Determine the equation of the line tangent to the graph of f (x) = x3 – 4x – 7 at x = 2.
Question
Solution 1
Step 1: Find the derivative of the function f(x) = x^3 - 4x - 7. The derivative of a function gives us the slope of the tangent line at any point.
The derivative of x^3 is 3x^2, the derivative of -4x is -4, and the derivative of a constant like -7 is 0. So, the derivative of f(x) is f'(x) = 3x^2 - Knowee AI StudyGPT is a powerful AI-powered study tool designed to help you to solve study prob
Knowee AI StudyGPT is a powerful AI-powered study tool designed to help you to solve study problem.
Knowee AI StudyGPT is a powerful AI-powered study tool designed to help you to solve study problem.
Knowee AI StudyGPT is a powerful AI-powered study tool designed to help you to solve study problem.
Knowee AI StudyGPT is a powerful AI-powered study tool designed to help you to solv
Similar Questions
Determine the equation of the line tangent to the graph of f (x) = x3 – 4x – 7 at x = 2.
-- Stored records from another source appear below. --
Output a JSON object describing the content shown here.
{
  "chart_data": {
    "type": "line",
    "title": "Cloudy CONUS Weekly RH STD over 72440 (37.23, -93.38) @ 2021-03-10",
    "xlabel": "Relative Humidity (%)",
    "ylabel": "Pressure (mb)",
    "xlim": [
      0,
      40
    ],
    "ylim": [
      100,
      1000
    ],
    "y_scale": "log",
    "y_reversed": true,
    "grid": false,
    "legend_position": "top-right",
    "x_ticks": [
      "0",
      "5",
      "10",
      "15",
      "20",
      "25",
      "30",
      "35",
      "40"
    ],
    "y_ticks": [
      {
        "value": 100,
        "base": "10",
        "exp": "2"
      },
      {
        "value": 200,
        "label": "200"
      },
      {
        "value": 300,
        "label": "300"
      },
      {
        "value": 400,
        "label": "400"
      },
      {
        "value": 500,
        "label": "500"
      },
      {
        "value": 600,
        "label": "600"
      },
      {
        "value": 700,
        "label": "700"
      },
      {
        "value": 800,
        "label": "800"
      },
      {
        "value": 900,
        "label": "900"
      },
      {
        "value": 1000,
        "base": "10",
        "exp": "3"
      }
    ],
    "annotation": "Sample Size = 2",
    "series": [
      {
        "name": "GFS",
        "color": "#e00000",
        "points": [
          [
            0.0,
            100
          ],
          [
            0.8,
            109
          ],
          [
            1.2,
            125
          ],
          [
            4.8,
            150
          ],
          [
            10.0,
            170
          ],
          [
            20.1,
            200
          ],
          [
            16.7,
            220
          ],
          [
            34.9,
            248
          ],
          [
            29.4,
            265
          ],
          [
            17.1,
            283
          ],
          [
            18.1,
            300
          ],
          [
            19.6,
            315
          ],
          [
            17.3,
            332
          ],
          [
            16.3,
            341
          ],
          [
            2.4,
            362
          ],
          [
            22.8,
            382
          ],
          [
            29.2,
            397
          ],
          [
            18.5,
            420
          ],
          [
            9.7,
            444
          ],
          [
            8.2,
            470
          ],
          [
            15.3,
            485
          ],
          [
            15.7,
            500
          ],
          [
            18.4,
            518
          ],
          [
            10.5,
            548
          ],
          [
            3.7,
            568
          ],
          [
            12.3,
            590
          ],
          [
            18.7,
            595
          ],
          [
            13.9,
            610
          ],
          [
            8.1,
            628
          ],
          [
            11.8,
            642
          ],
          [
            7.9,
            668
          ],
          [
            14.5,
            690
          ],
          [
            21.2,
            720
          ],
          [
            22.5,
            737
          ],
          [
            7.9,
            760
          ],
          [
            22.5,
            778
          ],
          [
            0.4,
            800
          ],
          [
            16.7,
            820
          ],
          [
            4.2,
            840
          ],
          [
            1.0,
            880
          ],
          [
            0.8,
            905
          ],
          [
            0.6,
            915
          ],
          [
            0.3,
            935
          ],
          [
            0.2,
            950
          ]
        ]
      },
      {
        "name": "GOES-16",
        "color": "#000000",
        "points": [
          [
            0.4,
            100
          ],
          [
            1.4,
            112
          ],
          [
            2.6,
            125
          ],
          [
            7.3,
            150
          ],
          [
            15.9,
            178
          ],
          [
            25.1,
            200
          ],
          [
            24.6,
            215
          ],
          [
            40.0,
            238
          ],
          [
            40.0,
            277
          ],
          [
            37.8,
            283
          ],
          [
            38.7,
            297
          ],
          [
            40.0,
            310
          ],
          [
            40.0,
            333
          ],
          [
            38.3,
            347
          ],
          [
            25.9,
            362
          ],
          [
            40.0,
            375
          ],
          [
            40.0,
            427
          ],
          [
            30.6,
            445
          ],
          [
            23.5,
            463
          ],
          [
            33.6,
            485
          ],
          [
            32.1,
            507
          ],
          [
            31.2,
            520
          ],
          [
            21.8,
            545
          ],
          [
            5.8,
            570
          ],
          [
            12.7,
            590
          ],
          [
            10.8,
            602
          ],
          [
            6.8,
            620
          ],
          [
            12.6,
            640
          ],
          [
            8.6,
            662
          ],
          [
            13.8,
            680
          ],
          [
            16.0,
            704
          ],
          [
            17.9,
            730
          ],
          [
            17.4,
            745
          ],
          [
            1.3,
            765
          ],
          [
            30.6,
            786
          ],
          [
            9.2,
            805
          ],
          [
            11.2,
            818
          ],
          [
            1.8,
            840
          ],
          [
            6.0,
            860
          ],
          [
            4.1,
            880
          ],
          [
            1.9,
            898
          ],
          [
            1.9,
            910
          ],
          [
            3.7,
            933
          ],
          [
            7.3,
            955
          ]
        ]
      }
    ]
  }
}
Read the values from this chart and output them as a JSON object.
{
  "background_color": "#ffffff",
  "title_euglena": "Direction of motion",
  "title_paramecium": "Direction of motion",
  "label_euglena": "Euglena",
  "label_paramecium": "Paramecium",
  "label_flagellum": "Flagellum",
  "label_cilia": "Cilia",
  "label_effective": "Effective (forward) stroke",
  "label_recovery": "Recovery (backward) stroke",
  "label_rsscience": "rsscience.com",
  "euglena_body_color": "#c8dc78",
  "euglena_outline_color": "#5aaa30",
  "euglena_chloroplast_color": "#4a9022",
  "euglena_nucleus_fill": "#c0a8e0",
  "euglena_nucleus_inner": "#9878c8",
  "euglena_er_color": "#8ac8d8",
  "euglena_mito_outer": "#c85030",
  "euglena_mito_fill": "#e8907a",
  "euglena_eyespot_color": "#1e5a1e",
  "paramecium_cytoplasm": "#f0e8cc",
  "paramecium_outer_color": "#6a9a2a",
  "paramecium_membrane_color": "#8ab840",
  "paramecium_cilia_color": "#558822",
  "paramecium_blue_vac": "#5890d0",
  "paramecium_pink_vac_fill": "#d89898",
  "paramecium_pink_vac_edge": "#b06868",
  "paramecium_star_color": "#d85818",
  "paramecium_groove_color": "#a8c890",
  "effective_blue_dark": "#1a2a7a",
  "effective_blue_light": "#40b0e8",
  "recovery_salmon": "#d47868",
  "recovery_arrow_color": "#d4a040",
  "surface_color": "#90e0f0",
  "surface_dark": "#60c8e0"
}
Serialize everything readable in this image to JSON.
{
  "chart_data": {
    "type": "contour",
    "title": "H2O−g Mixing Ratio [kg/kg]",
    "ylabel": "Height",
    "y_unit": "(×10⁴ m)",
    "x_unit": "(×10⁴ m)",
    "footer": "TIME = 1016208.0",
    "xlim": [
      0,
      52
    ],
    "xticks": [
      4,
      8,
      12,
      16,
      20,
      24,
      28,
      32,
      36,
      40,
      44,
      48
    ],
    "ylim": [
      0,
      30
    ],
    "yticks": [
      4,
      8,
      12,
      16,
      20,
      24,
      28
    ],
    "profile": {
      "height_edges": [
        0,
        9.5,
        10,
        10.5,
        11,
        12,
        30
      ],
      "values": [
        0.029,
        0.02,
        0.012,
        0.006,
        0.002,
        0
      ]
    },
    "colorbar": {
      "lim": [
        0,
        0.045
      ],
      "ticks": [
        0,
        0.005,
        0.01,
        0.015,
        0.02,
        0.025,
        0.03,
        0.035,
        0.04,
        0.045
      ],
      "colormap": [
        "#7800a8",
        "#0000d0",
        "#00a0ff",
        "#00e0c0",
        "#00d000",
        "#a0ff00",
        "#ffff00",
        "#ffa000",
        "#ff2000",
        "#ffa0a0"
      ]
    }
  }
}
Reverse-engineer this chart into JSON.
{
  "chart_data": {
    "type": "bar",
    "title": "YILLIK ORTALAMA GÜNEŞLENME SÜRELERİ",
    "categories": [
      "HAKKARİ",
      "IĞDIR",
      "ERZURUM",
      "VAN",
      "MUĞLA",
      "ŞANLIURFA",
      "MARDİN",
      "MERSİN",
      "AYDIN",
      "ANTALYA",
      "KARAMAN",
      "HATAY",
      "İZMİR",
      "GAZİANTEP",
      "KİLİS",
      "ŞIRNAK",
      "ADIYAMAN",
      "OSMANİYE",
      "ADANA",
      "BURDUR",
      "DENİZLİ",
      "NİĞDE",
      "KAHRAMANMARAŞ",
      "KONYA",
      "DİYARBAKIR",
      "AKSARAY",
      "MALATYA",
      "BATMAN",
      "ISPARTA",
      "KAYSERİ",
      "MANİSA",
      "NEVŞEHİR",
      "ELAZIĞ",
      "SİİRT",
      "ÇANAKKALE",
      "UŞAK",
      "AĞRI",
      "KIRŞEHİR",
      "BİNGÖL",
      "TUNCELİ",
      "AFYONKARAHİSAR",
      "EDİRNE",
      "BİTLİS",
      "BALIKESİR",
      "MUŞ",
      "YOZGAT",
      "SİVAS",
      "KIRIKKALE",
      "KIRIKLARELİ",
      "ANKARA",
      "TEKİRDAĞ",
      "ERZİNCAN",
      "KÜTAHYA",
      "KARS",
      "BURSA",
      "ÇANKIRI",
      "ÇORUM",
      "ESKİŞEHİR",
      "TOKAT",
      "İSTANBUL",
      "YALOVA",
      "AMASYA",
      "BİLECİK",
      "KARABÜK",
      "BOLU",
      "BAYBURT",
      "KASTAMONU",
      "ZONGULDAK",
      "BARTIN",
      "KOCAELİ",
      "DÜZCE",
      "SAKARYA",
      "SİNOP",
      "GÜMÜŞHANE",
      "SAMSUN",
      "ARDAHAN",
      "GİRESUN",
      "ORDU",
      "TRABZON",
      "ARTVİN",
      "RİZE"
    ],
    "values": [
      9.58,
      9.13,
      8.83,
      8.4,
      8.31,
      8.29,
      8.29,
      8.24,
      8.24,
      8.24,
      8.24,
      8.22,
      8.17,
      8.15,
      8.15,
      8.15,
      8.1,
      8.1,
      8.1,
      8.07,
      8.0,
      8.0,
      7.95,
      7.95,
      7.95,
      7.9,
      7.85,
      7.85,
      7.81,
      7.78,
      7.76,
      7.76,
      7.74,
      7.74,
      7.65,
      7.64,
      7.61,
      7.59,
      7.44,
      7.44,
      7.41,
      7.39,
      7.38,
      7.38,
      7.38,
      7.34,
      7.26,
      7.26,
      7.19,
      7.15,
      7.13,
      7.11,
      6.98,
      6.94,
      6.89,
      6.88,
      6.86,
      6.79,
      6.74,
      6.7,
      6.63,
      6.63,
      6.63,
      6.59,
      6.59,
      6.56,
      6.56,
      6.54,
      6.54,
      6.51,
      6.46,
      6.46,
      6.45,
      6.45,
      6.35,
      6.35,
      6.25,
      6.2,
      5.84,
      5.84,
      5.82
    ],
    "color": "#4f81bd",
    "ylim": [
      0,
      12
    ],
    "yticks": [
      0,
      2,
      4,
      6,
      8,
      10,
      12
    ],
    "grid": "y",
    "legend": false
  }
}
If you wanted to shift the graph of y = 4x + 7 down, which equation could you use?A.y = -4x + 7B.y = 4x + 3C.y = 4x + 11D.y = x + 7
Question 7 of 10Given the function F(x), you can get a picture of the graph of its inverse F -1(x) by flipping the original graph of F(x) over the line _____.
Rewrite the following equation as a function of x;4x−8y+15=0Group of answer choicesf(x)=(8y−15)4 f(x)=4x8 −15f(x)=(4x+15)8 f(x)=(4x+15)−8 f(x)=−4x+158
Given x − 6 is a factor of f(x) = x3 + 5x2 − 48x − 108, determine the othertwo linear factors of f(x).